Mr. GILMER said the question was, whether there was any property not paid for, and, if there was whether the balance of the fund unexpended did not belong to those who had suffered the losses. He stated that owing to the condition of Georgia, and the situation of her citizens, at the time they suffered the injuries and losses complained of from the Creek Indians, that it was impossible to form an estimate of their losses. The farmer had more sufficient stock for subsistence and cultivation, and if he lose his only horse, by what rule of calculation could his loss be estimated, or by what rule of justice could he be recompensed? He described the state of Georgia frontier during the war, and stated that the citizens, at their own expense, erected a line of blockhouse, and manned them, and that they had never received any compensation for these expenditures and services.
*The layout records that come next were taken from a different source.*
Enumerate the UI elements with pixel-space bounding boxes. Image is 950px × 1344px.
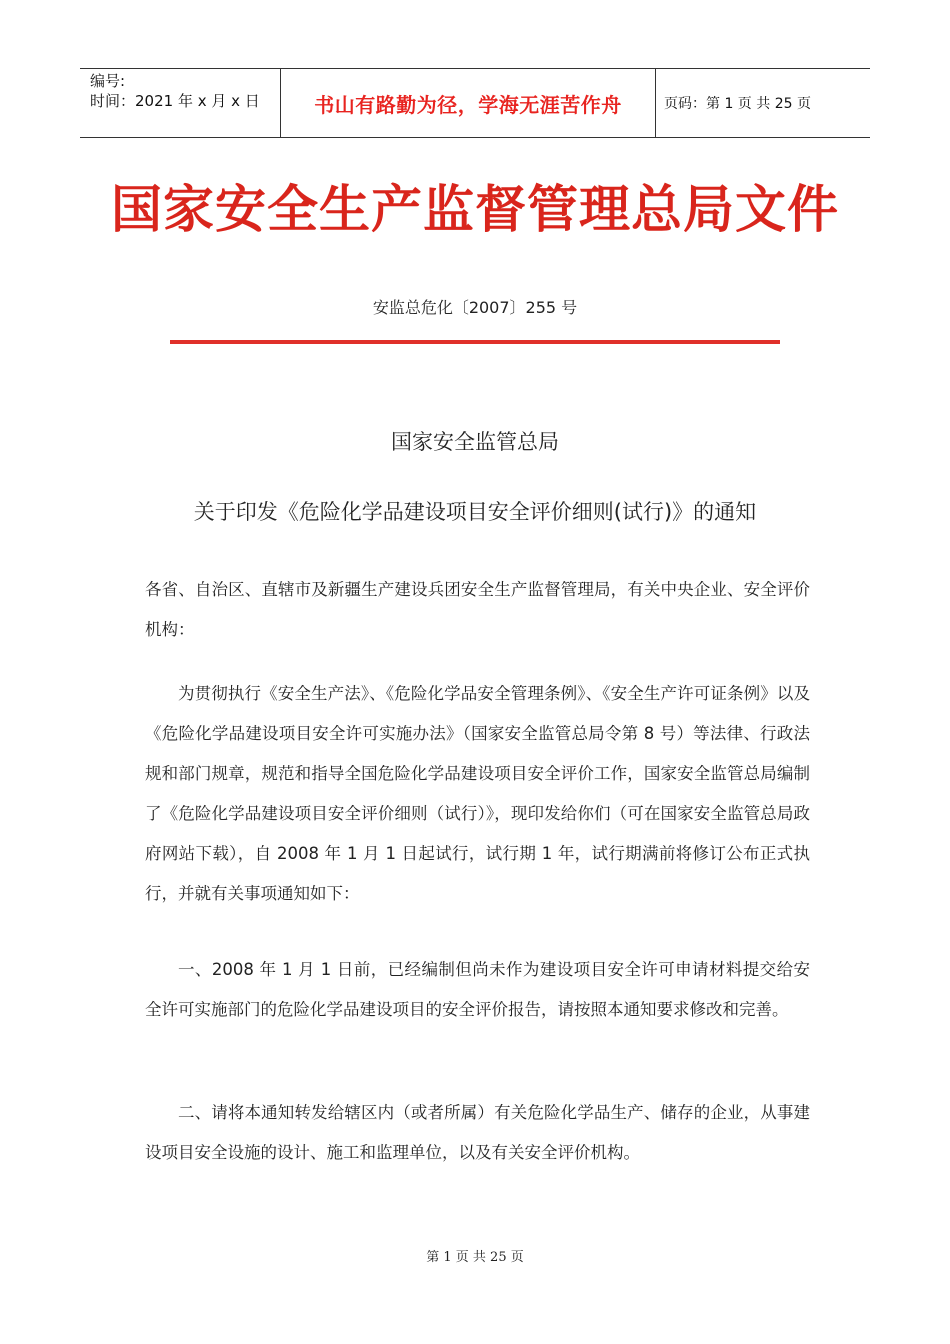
- header-meta-cell: [80, 69, 281, 137]
- paragraph-item-2: 二、请将本通知转发给辖区内（或者所属）有关危险化学品生产、储存的企业，从事建设项目安全设施的设计、施工和监理单位，以及有关安全评价机构。: [145, 1103, 810, 1162]
- time-label: 时间：2021 年 x 月 x 日: [90, 92, 260, 110]
- red-divider: [170, 340, 780, 344]
- issuer-name: 国家安全监管总局: [391, 430, 559, 454]
- paragraph-main: 为贯彻执行《安全生产法》、《危险化学品安全管理条例》、《安全生产许可证条例》以及《危险化学品建设项目安全许可实施办法》（国家安全监管总局令第 8 号）等法律、行政法规和部门规章，规范和指导全国危险化学品建设项目安全评价工作，国家安全监管总局编制了《危险化学品建设项目安全评价细则（试行）》，现印发给你们（可在国家安全监管总局政府网站下载），自 2008 年 1 月 1 日起试行，试行期 1 年，试行期满前将修订公布正式执行，并就有关事项通知如下：: [145, 684, 810, 903]
- header-motto-cell: [281, 69, 656, 137]
- number-label: 编号:: [90, 72, 126, 90]
- notice-title: 关于印发《危险化学品建设项目安全评价细则(试行)》的通知: [193, 500, 757, 524]
- document-number: 安监总危化〔2007〕255 号: [372, 298, 578, 317]
- document-title: 国家安全生产监督管理总局文件: [110, 180, 839, 240]
- motto-text: 书山有路勤为径，学海无涯苦作舟: [314, 92, 622, 117]
- page-info: 页码：第 1 页 共 25 页: [664, 96, 811, 112]
- page-footer: 第 1 页 共 25 页: [426, 1250, 524, 1265]
- header-table: [80, 68, 870, 138]
- header-page-cell: [656, 69, 870, 137]
- paragraph-item-1: 一、2008 年 1 月 1 日前，已经编制但尚未作为建设项目安全许可申请材料提交给安全许可实施部门的危险化学品建设项目的安全评价报告，请按照本通知要求修改和完善。: [145, 960, 810, 1019]
- paragraph-address: 各省、自治区、直辖市及新疆生产建设兵团安全生产监督管理局，有关中央企业、安全评价机构：: [145, 580, 810, 639]
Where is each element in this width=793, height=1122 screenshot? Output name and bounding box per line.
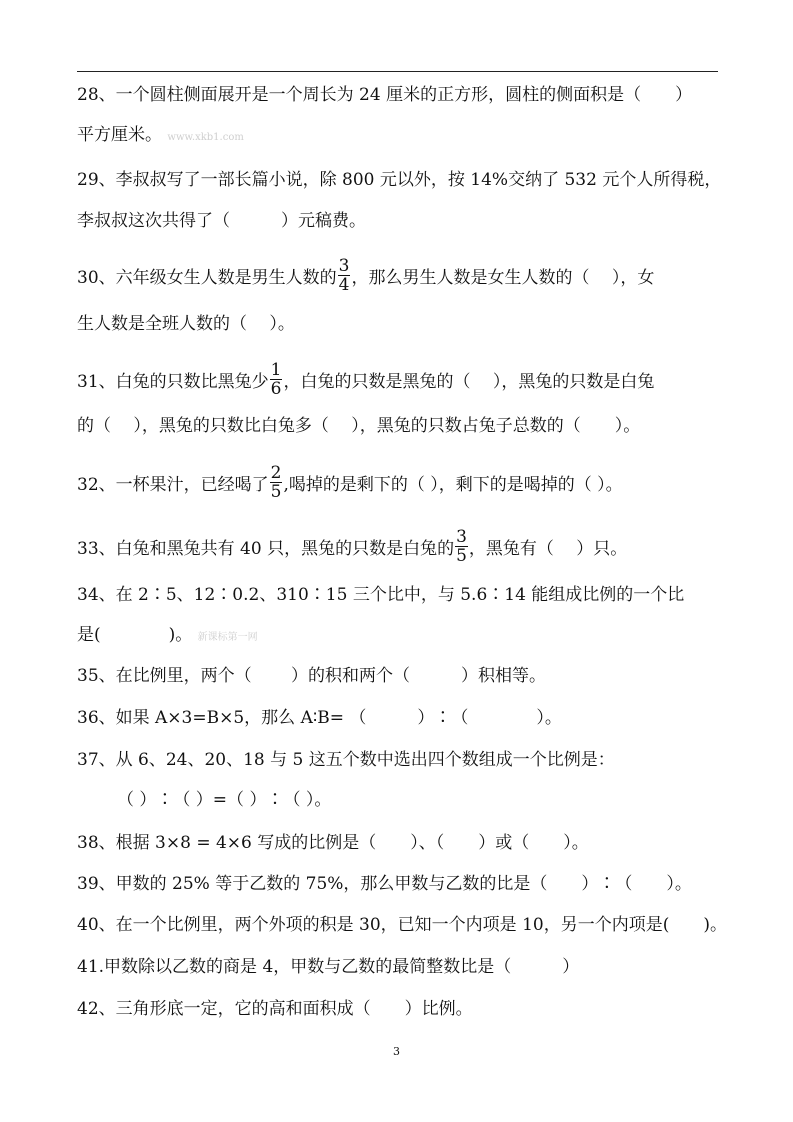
q39-line: 39、甲数的 25% 等于乙数的 75%，那么甲数与乙数的比是（ ）∶（ ）。 <box>77 874 692 894</box>
q35-line: 35、在比例里，两个（ ）的积和两个（ ）积相等。 <box>77 666 547 686</box>
fraction <box>270 464 283 501</box>
q31-line2: 的（ ），黑兔的只数比白兔多（ ），黑兔的只数占兔子总数的（ ）。 <box>77 416 641 436</box>
q29-line2: 李叔叔这次共得了（ ）元稿费。 <box>77 211 366 231</box>
q36-line: 36、如果 A×3=B×5，那么 A∶B= （ ）∶（ ）。 <box>77 708 562 728</box>
fraction-numerator: 1 <box>270 360 282 380</box>
fraction-numerator: 3 <box>456 527 467 547</box>
fraction-denominator: 5 <box>456 546 467 566</box>
q32-text-b: ,喝掉的是剩下的（ ），剩下的是喝掉的（ ）。 <box>283 475 623 495</box>
q31-text-a: 31、白兔的只数比黑兔少 <box>77 372 269 392</box>
q31-line1 <box>77 360 722 401</box>
q30-line2: 生人数是全班人数的（ ）。 <box>77 314 295 334</box>
q30-text-b: ，那么男生人数是女生人数的（ ），女 <box>351 268 655 288</box>
q40-line: 40、在一个比例里，两个外项的积是 30，已知一个内项是 10，另一个内项是( )。 <box>77 915 727 935</box>
q32-line <box>77 463 722 504</box>
header-rule <box>77 71 718 72</box>
fraction <box>338 257 351 294</box>
fraction-denominator: 5 <box>270 482 282 502</box>
fraction-numerator: 3 <box>338 256 350 276</box>
watermark: www.xkb1.com <box>167 132 244 143</box>
q38-line: 38、根据 3×8 = 4×6 写成的比例是（ ）、（ ）或（ ）。 <box>77 833 589 853</box>
fraction-denominator: 6 <box>270 379 282 399</box>
q33-text-b: ，黑兔有（ ）只。 <box>468 539 628 559</box>
q28-line2 <box>77 124 722 149</box>
q33-line <box>77 527 722 568</box>
q32-text-a: 32、一杯果汁，已经喝了 <box>77 475 269 495</box>
q28-line1: 28、一个圆柱侧面展开是一个周长为 24 厘米的正方形，圆柱的侧面积是（ ） <box>77 85 693 105</box>
watermark: 新课标第一网 <box>197 632 258 643</box>
fraction-denominator: 4 <box>338 275 350 295</box>
q30-text-a: 30、六年级女生人数是男生人数的 <box>77 268 337 288</box>
q31-text-b: ，白兔的只数是黑兔的（ ），黑兔的只数是白兔 <box>283 372 655 392</box>
q28-text2: 平方厘米。 <box>77 125 162 145</box>
page-number: 3 <box>393 1045 400 1058</box>
q29-line1: 29、李叔叔写了一部长篇小说，除 800 元以外，按 14%交纳了 532 元个人所得税， <box>77 170 722 190</box>
fraction <box>455 528 468 565</box>
q42-line: 42、三角形底一定，它的高和面积成（ ）比例。 <box>77 999 473 1019</box>
q33-text-a: 33、白兔和黑兔共有 40 只，黑兔的只数是白兔的 <box>77 539 455 559</box>
q41-line: 41.甲数除以乙数的商是 4，甲数与乙数的最简整数比是（ ） <box>77 957 580 977</box>
q37-line1: 37、从 6、24、20、18 与 5 这五个数中选出四个数组成一个比例是： <box>77 750 615 770</box>
q34-line2 <box>77 624 722 649</box>
fraction-numerator: 2 <box>270 463 282 483</box>
q34-line1: 34、在 2∶5、12∶0.2、310∶15 三个比中，与 5.6∶14 能组成比例的一个比 <box>77 585 685 605</box>
q30-line1 <box>77 256 722 297</box>
fraction <box>270 361 283 398</box>
q34-text2: 是( )。 <box>77 625 193 645</box>
q37-line2: （ ）∶（ ）=（ ）∶（ ）。 <box>117 790 332 810</box>
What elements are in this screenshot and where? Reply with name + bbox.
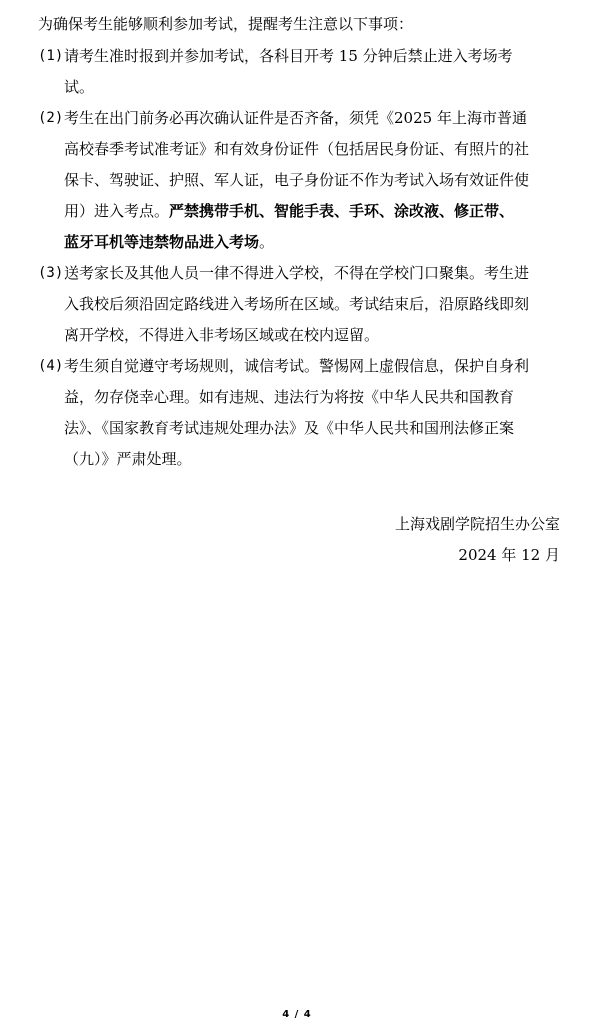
signature-organization: 上海戏剧学院招生办公室 — [394, 515, 560, 533]
item-text-line: 考生在出门前务必再次确认证件是否齐备，须凭《2025 年上海市普通 — [64, 109, 527, 127]
item-number: (1) — [38, 48, 64, 64]
item-text-line: 入我校后须沿固定路线进入考场所在区域。考试结束后，沿原路线即刻 — [64, 295, 530, 313]
item-text-line: 试。 — [64, 78, 95, 96]
prohibited-items-warning: 蓝牙耳机等违禁物品进入考场 — [64, 233, 260, 251]
item-text-line: 离开学校，不得进入非考场区域或在校内逗留。 — [64, 326, 380, 344]
item-number: (4) — [38, 358, 64, 374]
prohibited-items-warning: 严禁携带手机、智能手表、手环、涂改液、修正带、 — [169, 202, 515, 220]
item-text-segment: 。 — [259, 233, 275, 251]
item-text-line: （九）》严肃处理。 — [64, 450, 192, 468]
notice-item-4 — [38, 351, 560, 475]
item-text-line: 考生须自觉遵守考场规则，诚信考试。警惕网上虚假信息，保护自身利 — [64, 357, 530, 375]
item-text-line: 送考家长及其他人员一律不得进入学校，不得在学校门口聚集。考生进 — [64, 264, 530, 282]
notice-item-2 — [38, 103, 560, 258]
page-number: 4 / 4 — [282, 1009, 312, 1020]
item-number: (3) — [38, 265, 64, 281]
item-text-line: 保卡、驾驶证、护照、军人证，电子身份证不作为考试入场有效证件使 — [64, 171, 530, 189]
item-text-line: 法》、《国家教育考试违规处理办法》及《中华人民共和国刑法修正案 — [64, 419, 515, 437]
item-number: (2) — [38, 110, 64, 126]
signature-date: 2024 年 12 月 — [458, 546, 560, 564]
notice-item-3 — [38, 258, 560, 351]
item-text-line: 益，勿存侥幸心理。如有违规、违法行为将按《中华人民共和国教育 — [64, 388, 515, 406]
item-text-line — [38, 227, 560, 258]
notice-item-1 — [38, 41, 560, 103]
intro-paragraph: 为确保考生能够顺利参加考试，提醒考生注意以下事项： — [38, 15, 414, 33]
item-text-line — [38, 196, 560, 227]
item-text-line: 请考生准时报到并参加考试，各科目开考 15 分钟后禁止进入考场考 — [64, 47, 513, 65]
item-text-line: 高校春季考试准考证》和有效身份证件（包括居民身份证、有照片的社 — [64, 140, 530, 158]
item-text-segment: 用）进入考点。 — [64, 202, 170, 220]
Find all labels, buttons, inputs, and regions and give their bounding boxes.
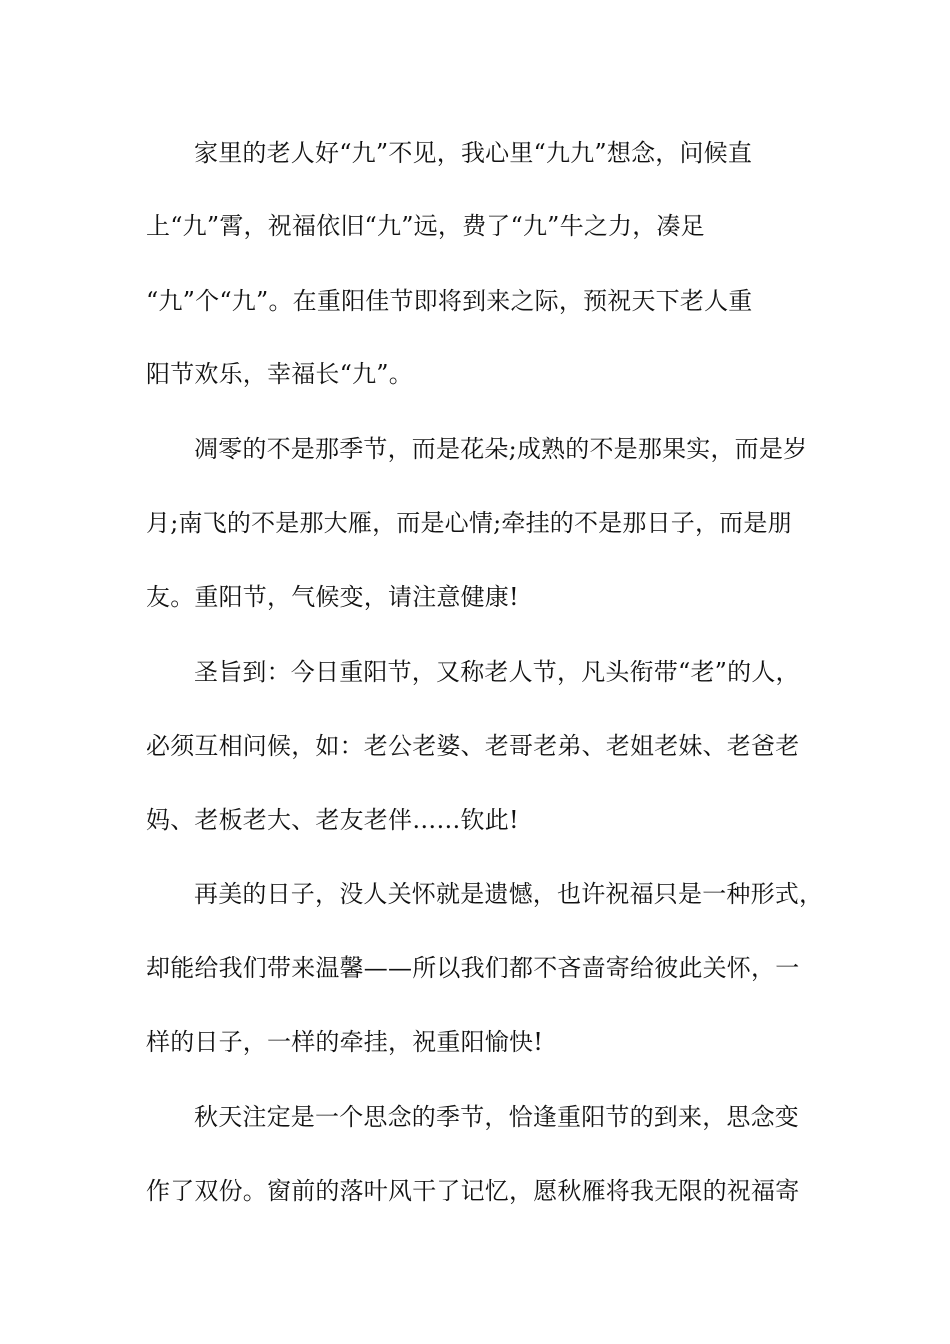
- paragraph-1-line-4: 阳节欢乐，幸福长“九”。: [146, 360, 413, 388]
- paragraph-1-line-1: 家里的老人好“九”不见，我心里“九九”想念，问候直: [194, 139, 753, 167]
- paragraph-4-line-3: 样的日子，一样的牵挂，祝重阳愉快!: [146, 1028, 544, 1056]
- paragraph-2-line-3: 友。重阳节，气候变，请注意健康!: [146, 583, 519, 611]
- paragraph-5-line-1: 秋天注定是一个思念的季节，恰逢重阳节的到来，思念变: [194, 1103, 799, 1131]
- paragraph-4-line-2: 却能给我们带来温馨——所以我们都不吝啬寄给彼此关怀，一: [146, 954, 800, 982]
- paragraph-2-line-2: 月;南飞的不是那大雁，而是心情;牵挂的不是那日子，而是朋: [146, 509, 792, 537]
- paragraph-1-line-2: 上“九”霄，祝福依旧“九”远，费了“九”牛之力，凑足: [146, 212, 705, 240]
- paragraph-2-line-1: 凋零的不是那季节，而是花朵;成熟的不是那果实，而是岁: [194, 435, 808, 463]
- paragraph-3-line-3: 妈、老板老大、老友老伴……钦此!: [146, 806, 519, 834]
- paragraph-3-line-2: 必须互相问候，如：老公老婆、老哥老弟、老姐老妹、老爸老: [146, 732, 800, 760]
- paragraph-5-line-2: 作了双份。窗前的落叶风干了记忆，愿秋雁将我无限的祝福寄: [146, 1177, 800, 1205]
- paragraph-4-line-1: 再美的日子，没人关怀就是遗憾，也许祝福只是一种形式，: [194, 880, 824, 908]
- paragraph-3-line-1: 圣旨到：今日重阳节，又称老人节，凡头衔带“老”的人，: [194, 658, 800, 686]
- paragraph-1-line-3: “九”个“九”。在重阳佳节即将到来之际，预祝天下老人重: [146, 287, 753, 315]
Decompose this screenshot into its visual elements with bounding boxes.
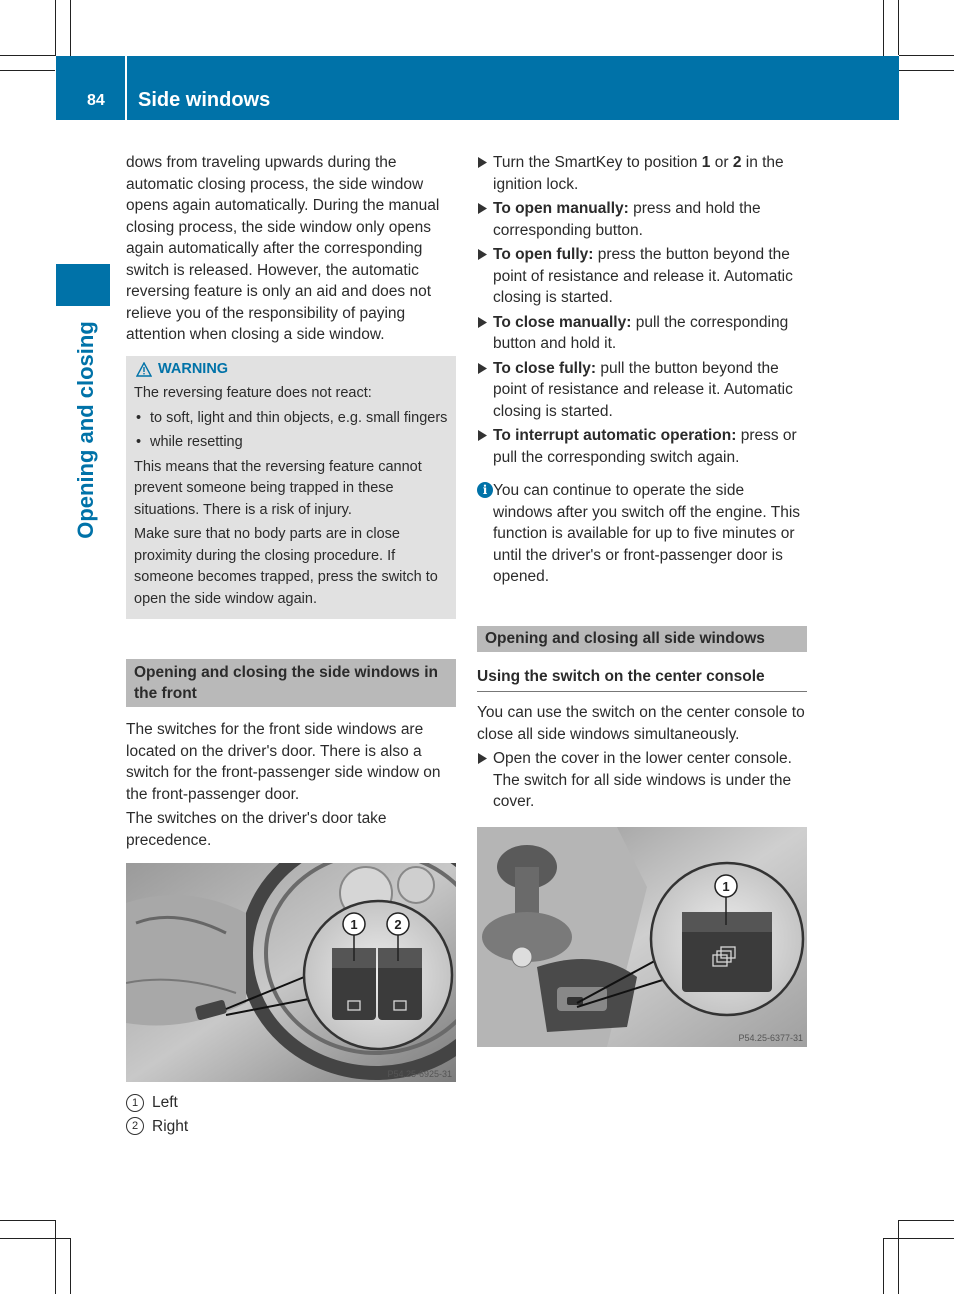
instruction-step: [477, 312, 807, 355]
instruction-step: [477, 358, 807, 423]
chapter-label: Opening and closing: [73, 321, 98, 539]
step-bold: To open fully:: [493, 246, 594, 263]
figure-center-console: [477, 827, 807, 1047]
crop-mark: [899, 1220, 954, 1221]
step-arrow-icon: [478, 249, 487, 260]
step-bold: To close fully:: [493, 359, 597, 377]
step-text: press or pull the corresponding switch again.: [493, 427, 797, 466]
callout-2: 2: [394, 917, 402, 932]
step-text: or: [710, 154, 733, 171]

Yet the Government is stickling [sic] about a little matter of interest. He declared that no citizens of the United States had suffered more than those of the Georgia frontier, and none therefore could present a stronger claim on the equitable and liberal consideration of the General Government.
He complained of the gross injustice done to Georgia by the Treaty of New York in 1790, which was negotiated with the Indians when Georgia had no representative on the floor. It was that act which first raised the voice of a representative from Georgia against the General Government. The negotiation of the year 1821 was the first in which the Government had ever permitted Georgia to interfere by her commissioners.
As to the increase of slave property from the female stock, he contended that it was much undervalued.- Persons had accumulated fortunes solely from this increase. He stated that the land acquired of the Indians was four and a half millions of acres at ten cents an acre, making 450,000 dollars. Of this the Indians had received 200,000 dollars in money, and the remaining 250,000 dollars was intended to cover the claims of the citizens of Georgia on the Indians.- The balance therefore ought to be applied to the claims yet unliquidated.
Mr. WEEMS briefly assigned the reasons which induced him to vote for the motion to amend. He thought Congress had the power, and ought to legislate so as to provide for the distribution of the balance left in the Treasury from this source.
The question was then taken on the motion to amend, and decided in the negative. Ayes 66, Noes 74.